Saturday, September 17, 2011


Dhalgren by Samuel Delany

I've admired most of Delany's books that I've read, but felt distant from them to a degree, that didn't happen here. The presence of language does a lot with this, it seemed. The text engages in some very ambitious use of represented mythology, boundaries of different genres, construction of racial and gender identities. This never came across as remote, though, in large part because speech effectively expressed a sense of lived in space, the way that people (particularly younger people) would plausibly think and talk about both race and sexuality. The sheer length of the book does play a major part in this (and it earns the right to its 800 pages more than about any other long novel I've encountered since Infinite Jest) building up impressions, sexual encounters and patterns of the city's dynamic such that it forces an impression. It still comes across as shocking, although not as much as it must have in '75, and not primarily due to the eroticism--yet it's still fascinating to see Delany be as unconcerned with describing the nature of the catastrophe and rebuilding process, instead centering on a bubble of lived identity in relation to the larger dislocating shift.
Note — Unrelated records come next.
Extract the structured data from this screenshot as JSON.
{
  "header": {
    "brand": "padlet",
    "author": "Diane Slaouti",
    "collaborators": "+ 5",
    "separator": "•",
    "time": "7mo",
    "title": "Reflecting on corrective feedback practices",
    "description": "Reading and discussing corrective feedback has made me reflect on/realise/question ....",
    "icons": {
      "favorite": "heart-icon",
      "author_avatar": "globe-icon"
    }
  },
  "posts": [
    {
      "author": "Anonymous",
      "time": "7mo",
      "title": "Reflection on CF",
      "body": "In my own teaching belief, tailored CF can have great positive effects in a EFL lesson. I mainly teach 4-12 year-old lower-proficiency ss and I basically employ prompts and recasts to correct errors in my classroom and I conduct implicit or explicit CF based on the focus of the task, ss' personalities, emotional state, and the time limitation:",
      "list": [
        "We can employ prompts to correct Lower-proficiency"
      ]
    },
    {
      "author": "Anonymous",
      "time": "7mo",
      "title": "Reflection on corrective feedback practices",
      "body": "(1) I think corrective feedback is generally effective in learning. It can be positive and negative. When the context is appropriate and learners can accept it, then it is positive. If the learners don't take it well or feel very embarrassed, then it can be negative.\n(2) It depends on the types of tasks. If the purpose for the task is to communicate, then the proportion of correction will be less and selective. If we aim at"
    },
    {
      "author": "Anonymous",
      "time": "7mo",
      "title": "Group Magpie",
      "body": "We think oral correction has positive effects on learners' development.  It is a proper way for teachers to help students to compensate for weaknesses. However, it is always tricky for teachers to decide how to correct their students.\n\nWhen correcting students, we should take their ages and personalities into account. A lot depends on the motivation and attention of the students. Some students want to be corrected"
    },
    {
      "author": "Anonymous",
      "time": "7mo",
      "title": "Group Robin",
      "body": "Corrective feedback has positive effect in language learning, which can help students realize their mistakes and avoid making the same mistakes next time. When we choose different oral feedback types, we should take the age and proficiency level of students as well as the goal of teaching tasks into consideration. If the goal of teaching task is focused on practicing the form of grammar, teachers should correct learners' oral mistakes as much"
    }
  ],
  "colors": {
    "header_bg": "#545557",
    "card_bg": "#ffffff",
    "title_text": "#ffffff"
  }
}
The irony is that in giving such a non-systematic view of the new community, so free of usual pattern of establishing big-scale assessments of community, it is a powerful structural challenge. It shifts the focus of science fiction pretty dramatically, onto an awareness of the body, the way that it is used, benefited and exploited through sex, violence, politics, and constructions of racial difference. In a lot of ways this forms a great companion piece to the near-contemporary The Dispossessed. Le Guin's book has a more elaborated pattern of political analysis, opening up of utopian alternates as well as questioning long-term tendencies of such patterns. Dhalgren goes further in looking at character within the limits of change and breakdown, in what I take to be a recognition of how pre-crisis systems were already virtually science fiction, already constructed and contrived across very precise narratives. That is to say the biggest point I take on this first reading is that there is no community or personal narrative, or science fictional narrative, without some kind of grappling with race, gender and sexuality, that our ability to even imagine these things is bounded. It's somewhat convenient to see that (and I'm sure that I am missing a lot in the book) as it's something I've been persuaded of for awhile, a bit through Delany's articles and from other academic texts more widely. It's still staggering to see that emerge as the push of a novel, particularly one of such raw power.

This is exactly the sort of book that needs to exist, and that demands more attention and general reworking of assumptions that it challenges. I have a great deal of respect for genre fiction of the '60s and '70s, particularly the New Wave, and even by this standard it's a stand-out. This is exactly the type of book that justifies the past and continued existence of science fiction. It also gives a rather sobering reflection on more recent take. Recently I've read a lot of science fiction and fantasy from across the last fifteen years, much of it very good. In recent years I'd have no hesitation in referencing Lavinia, The Dervish House, the City and the City, Windup Girl, In Great Waters, as indication that speculative fiction is still very much involved with issues of quality. Yet I don't think any of these are anywhere in the same league as Dhalgren, and I'm not sure that I've encountered anything from the past ten years which is. I wonder what that implies.

On the other side of the recognition, looking back I see that the Hugo voters didn't even nominate this book, although the Nebula's did, as one of the unprecedented before or since eighteen nominees. Only to give the award to The Forever War, also bypassing The Female Man. Forever War was a major work and an important statement on recent reality, but come on.